1800. Maximum Ascending Subarray Sum

Given an array of positive integers nums, return the maximum possible sum of an ascending subarray in nums.

A subarray is defined as a contiguous sequence of numbers in an array.

A subarray [numsl, numsl+1, ..., numsr-1, numsr] is ascending if for all i where l <= i < r, numsi < numsi+1. Note that a subarray of size 1 is ascending.

Example 1:

Input: nums = [10,20,30,5,10,50]
Output: 65
Explanation: [5,10,50] is the ascending subarray with the maximum sum of 65.

Example 2:

Input: nums = [10,20,30,40,50]
Output: 150
Explanation: [10,20,30,40,50] is the ascending subarray with the maximum sum of 150.

思路： DP

1. 由于是连续的subarray每次只要和前面的arr[i-1]对比看符不符合条件，所以只要一个loop

2. state: 当前第i个element的符合条件arr[i]>arr[i-1]的cumulative sum,

3. 转移方程是 if arr[i]>arr[i-1], cum-sum += arr[i] otherwise, cum-sum = arr[i]
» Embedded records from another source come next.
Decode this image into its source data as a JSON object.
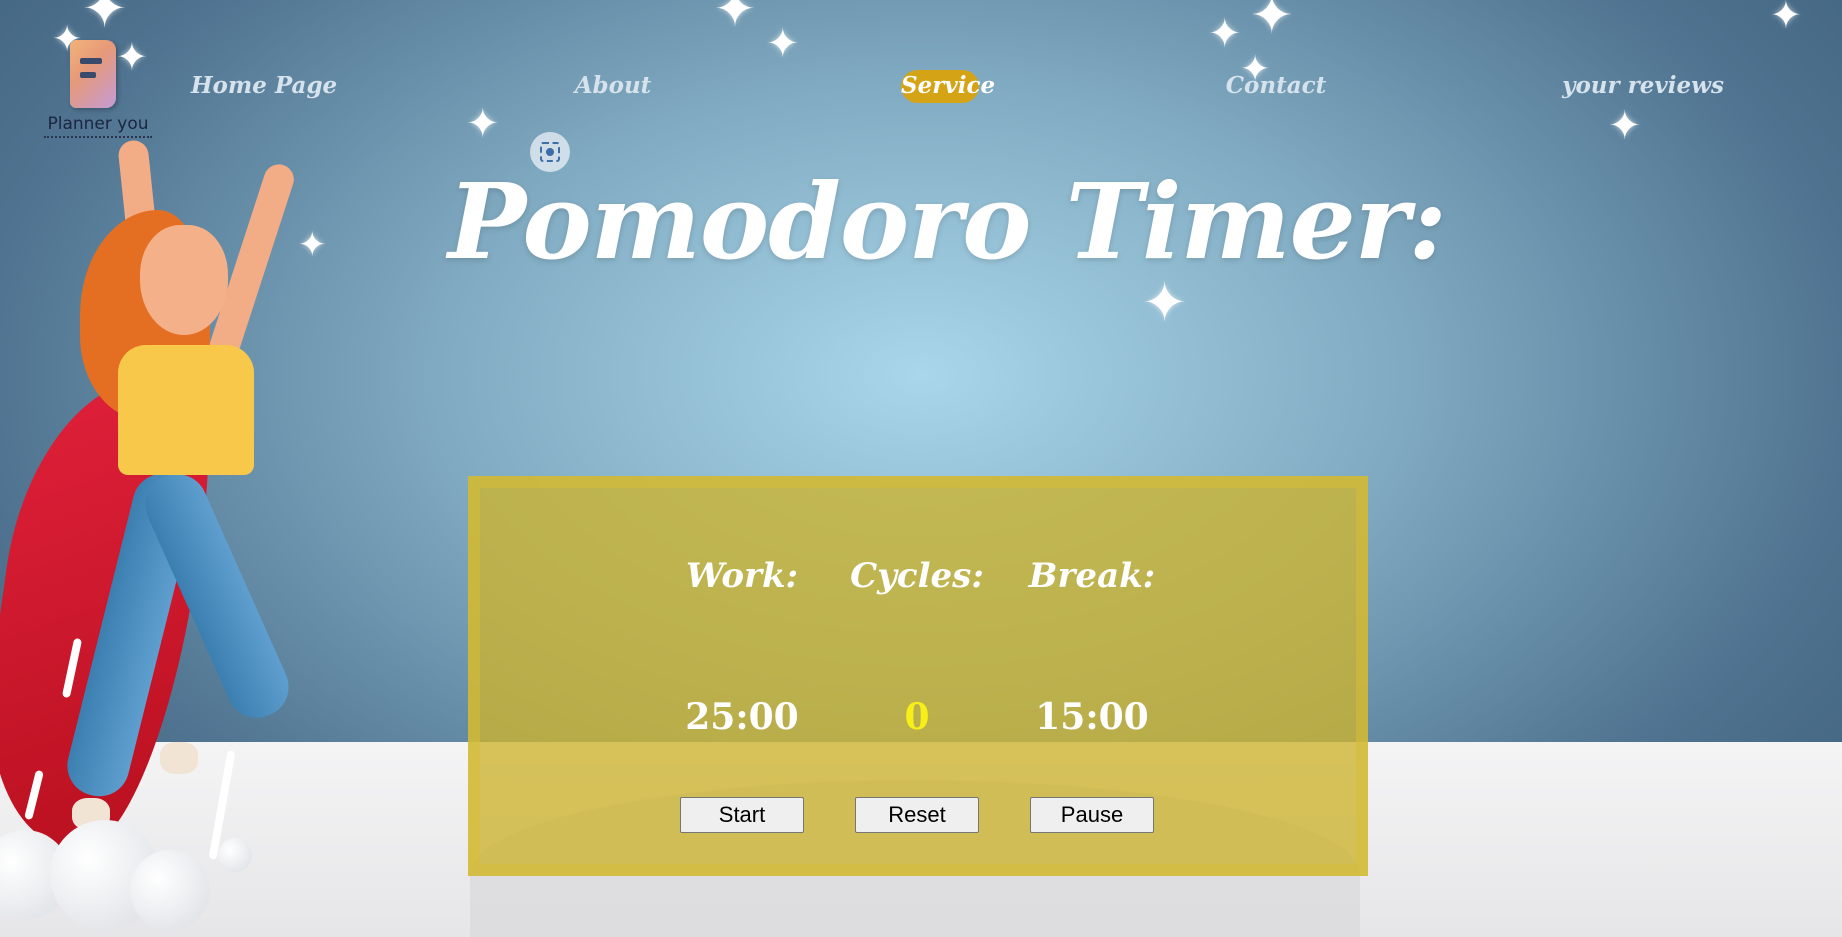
{
  "logo": {
    "text": "Planner you"
  },
  "nav": {
    "items": [
      {
        "label": "Home Page",
        "active": false
      },
      {
        "label": "About",
        "active": false
      },
      {
        "label": "Service",
        "active": true
      },
      {
        "label": "Contact",
        "active": false
      },
      {
        "label": "your reviews",
        "active": false
      }
    ]
  },
  "page": {
    "title": "Pomodoro Timer:"
  },
  "timer": {
    "work_label": "Work:",
    "cycles_label": "Cycles:",
    "break_label": "Break:",
    "work_value": "25:00",
    "cycles_value": "0",
    "break_value": "15:00",
    "start_label": "Start",
    "reset_label": "Reset",
    "pause_label": "Pause"
  },
  "colors": {
    "accent": "#d4a416",
    "panel": "#cdb42d",
    "cycles_value": "#f7ef18"
  },
  "icons": {
    "screenshot": "screenshot-capture-icon",
    "star": "sparkle-star-icon"
  }
}
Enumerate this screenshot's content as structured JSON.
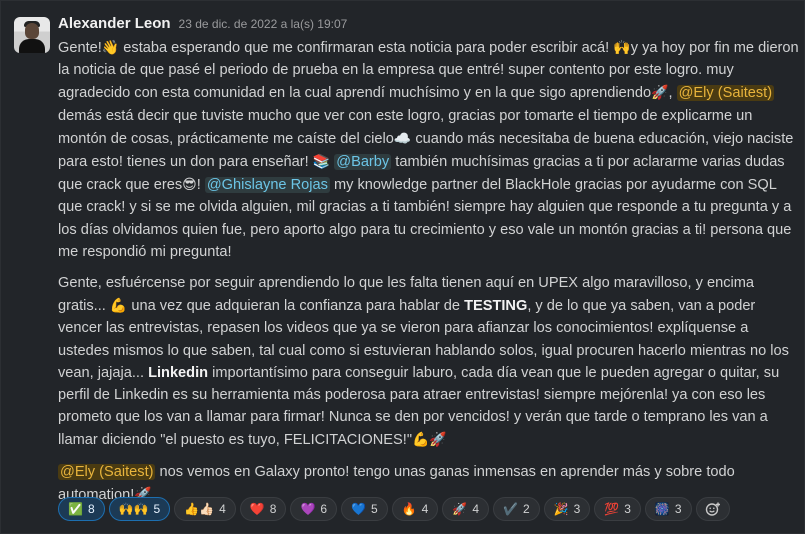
{
  "author": "Alexander Leon",
  "timestamp": "23 de dic. de 2022 a la(s) 19:07",
  "message": {
    "p1": [
      "Gente!",
      "👋",
      " estaba esperando que me confirmaran esta noticia para poder escribir acá! ",
      "🙌",
      "y ya hoy por fin me dieron la noticia de que pasé el periodo de prueba en la empresa que entré! super contento por este logro. muy agradecido con esta comunidad en la cual aprendí muchísimo y en la que sigo aprendiendo",
      "🚀",
      ", ",
      "@Ely (Saitest)",
      " demás está decir que tuviste mucho que ver con este logro, gracias por tomarte el tiempo de explicarme un montón de cosas, prácticamente me caíste del cielo",
      "☁️",
      " cuando más necesitaba de buena educación, viejo naciste para esto! tienes un don para enseñar! ",
      "📚",
      " ",
      "@Barby",
      " también muchísimas gracias a ti por aclararme varias dudas que crack que eres",
      "😎",
      "! ",
      "@Ghislayne Rojas",
      " my knowledge partner del BlackHole gracias por ayudarme con SQL que crack!  y si se me olvida alguien, mil gracias a ti también!  siempre hay alguien que responde a tu pregunta y a los días olvidamos quien fue, pero aporto algo para tu crecimiento y eso vale un montón gracias a ti! persona que me respondió mi pregunta!"
    ],
    "p2": [
      "Gente, esfuércense por seguir aprendiendo lo que les falta tienen aquí en UPEX algo maravilloso, y encima gratis... ",
      "💪",
      " una vez que adquieran la confianza para hablar de ",
      "TESTING",
      ", y de lo que ya saben, van a poder vencer las entrevistas, repasen los videos que ya se vieron para afianzar los conocimientos!  explíquense a ustedes mismos lo que saben, tal cual como si estuvieran hablando solos, igual procuren hacerlo mientras no los vean, jajaja...  ",
      "Linkedin",
      " importantísimo para conseguir laburo, cada día vean que le pueden agregar o quitar, su perfil de Linkedin es su herramienta más poderosa para atraer entrevistas! siempre mejórenla! ya  con eso les prometo que los van a llamar para firmar!  Nunca se den por vencidos! y verán que tarde o temprano les van a llamar diciendo \"el puesto es tuyo, FELICITACIONES!\"",
      "💪🚀"
    ],
    "p3": [
      "@Ely (Saitest)",
      " nos vemos en Galaxy pronto! tengo unas ganas inmensas en aprender más y sobre todo automation!",
      "🚀"
    ]
  },
  "reactions": [
    {
      "emoji": "✅",
      "count": "8",
      "active": true
    },
    {
      "emoji": "🙌🙌",
      "count": "5",
      "active": true
    },
    {
      "emoji": "👍👍🏻",
      "count": "4",
      "active": false
    },
    {
      "emoji": "❤️",
      "count": "8",
      "active": false
    },
    {
      "emoji": "💜",
      "count": "6",
      "active": false
    },
    {
      "emoji": "💙",
      "count": "5",
      "active": false
    },
    {
      "emoji": "🔥",
      "count": "4",
      "active": false
    },
    {
      "emoji": "🚀",
      "count": "4",
      "active": false
    },
    {
      "emoji": "✔️",
      "count": "2",
      "active": false
    },
    {
      "emoji": "🎉",
      "count": "3",
      "active": false
    },
    {
      "emoji": "💯",
      "count": "3",
      "active": false
    },
    {
      "emoji": "🎆",
      "count": "3",
      "active": false
    }
  ]
}
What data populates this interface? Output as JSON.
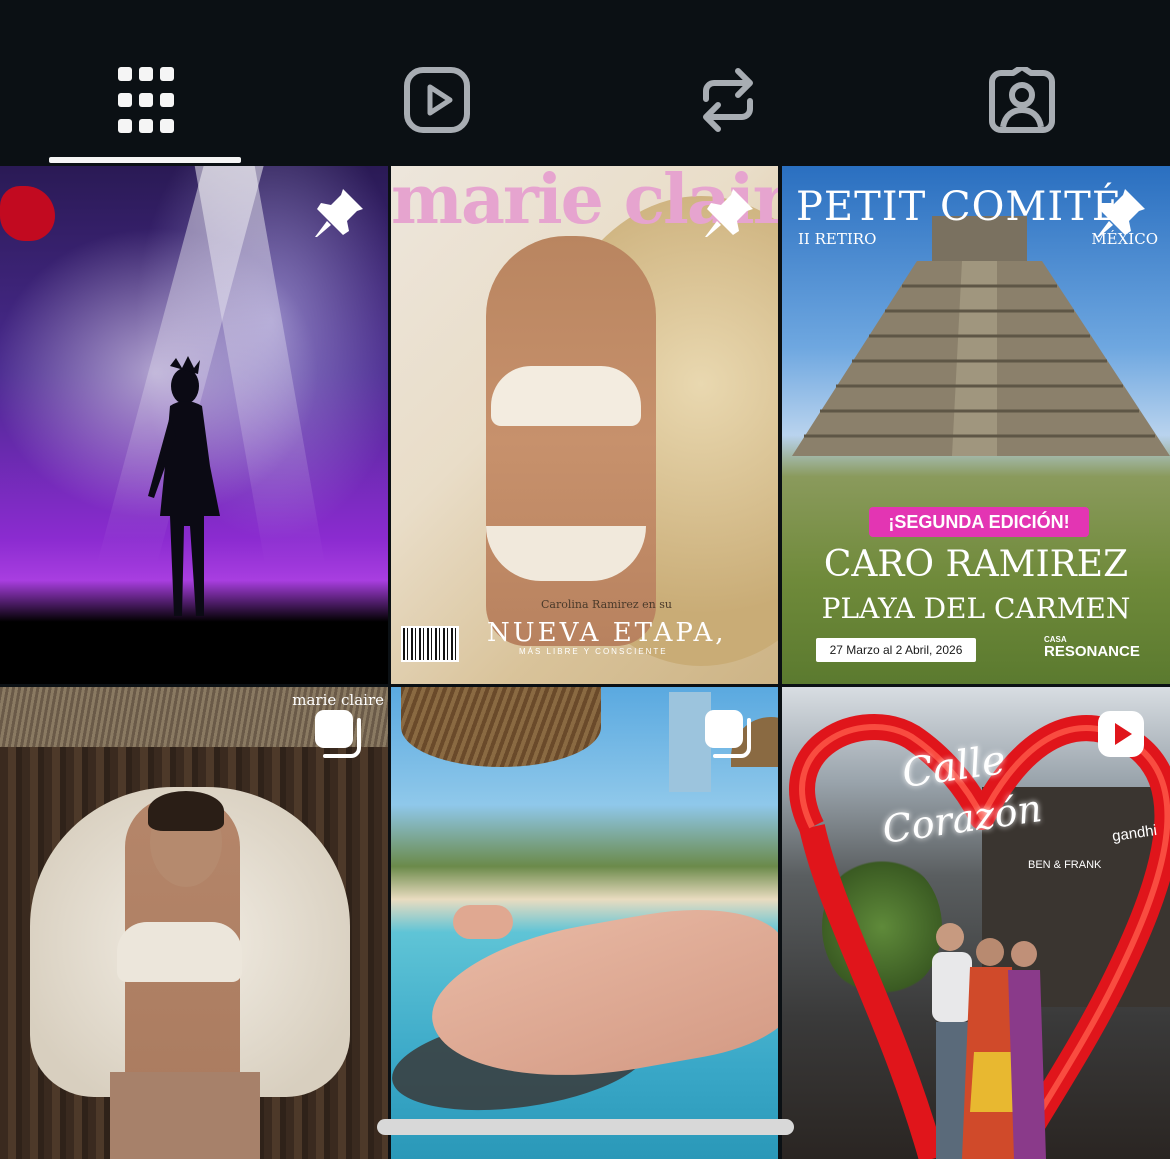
{
  "tabs": [
    {
      "name": "grid",
      "icon": "grid-icon",
      "selected": true
    },
    {
      "name": "reels",
      "icon": "reels-icon",
      "selected": false
    },
    {
      "name": "reposts",
      "icon": "repost-icon",
      "selected": false
    },
    {
      "name": "tagged",
      "icon": "tagged-icon",
      "selected": false
    }
  ],
  "posts": [
    {
      "badge": "pin-icon"
    },
    {
      "badge": "pin-icon",
      "masthead": "marie claire",
      "subline": "Carolina Ramirez en su",
      "headline": "NUEVA ETAPA,",
      "tagline": "MÁS LIBRE Y CONSCIENTE"
    },
    {
      "badge": "pin-icon",
      "title": "PETIT COMITÉ",
      "retiro": "II RETIRO",
      "country": "MÉXICO",
      "edition": "¡SEGUNDA EDICIÓN!",
      "name": "CARO RAMIREZ",
      "place": "PLAYA DEL CARMEN",
      "dates": "27 Marzo al 2 Abril, 2026",
      "brand_top": "CASA",
      "brand": "RESONANCE"
    },
    {
      "badge": "carousel-icon",
      "brand": "marie claire"
    },
    {
      "badge": "carousel-icon"
    },
    {
      "badge": "reel-icon",
      "sign_line1": "Calle",
      "sign_line2": "Corazón",
      "store1": "gandhi",
      "store2": "BEN & FRANK"
    }
  ],
  "colors": {
    "background": "#0b1014",
    "icon": "#a8adb3",
    "icon_active": "#f5f5f5"
  }
}
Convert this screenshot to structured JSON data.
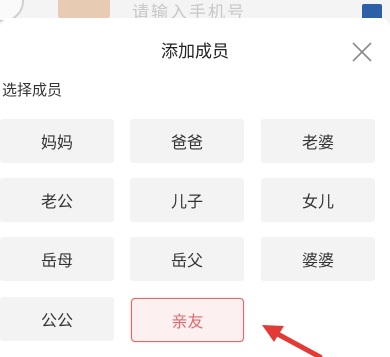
{
  "background": {
    "search_hint": "请输入手机号"
  },
  "sheet": {
    "title": "添加成员",
    "section_label": "选择成员",
    "close_icon": "close-icon"
  },
  "members": [
    {
      "label": "妈妈",
      "selected": false
    },
    {
      "label": "爸爸",
      "selected": false
    },
    {
      "label": "老婆",
      "selected": false
    },
    {
      "label": "老公",
      "selected": false
    },
    {
      "label": "儿子",
      "selected": false
    },
    {
      "label": "女儿",
      "selected": false
    },
    {
      "label": "岳母",
      "selected": false
    },
    {
      "label": "岳父",
      "selected": false
    },
    {
      "label": "婆婆",
      "selected": false
    },
    {
      "label": "公公",
      "selected": false
    },
    {
      "label": "亲友",
      "selected": true
    }
  ],
  "colors": {
    "accent": "#e0686a",
    "annotation_arrow": "#e23b36",
    "option_bg": "#f3f3f3"
  }
}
4. optimal solution 是当前的最大值

class Solution:
    def maxAscendingSum(self, nums: List[int]) -> int:
        #
        #
        #test case:   [10, 20, 30, 5, 10, 50]
        #
        #
        if not nums:
            return None
        cum_sum = max_sum = nums[0]
        for i in range(1, len(nums)):
            if nums[i] > nums[i-1]:
                cum_sum += nums[i]
            else:
                cum_sum = nums[i]
            max_sum = max(max_sum, cum_sum)
        return max_sum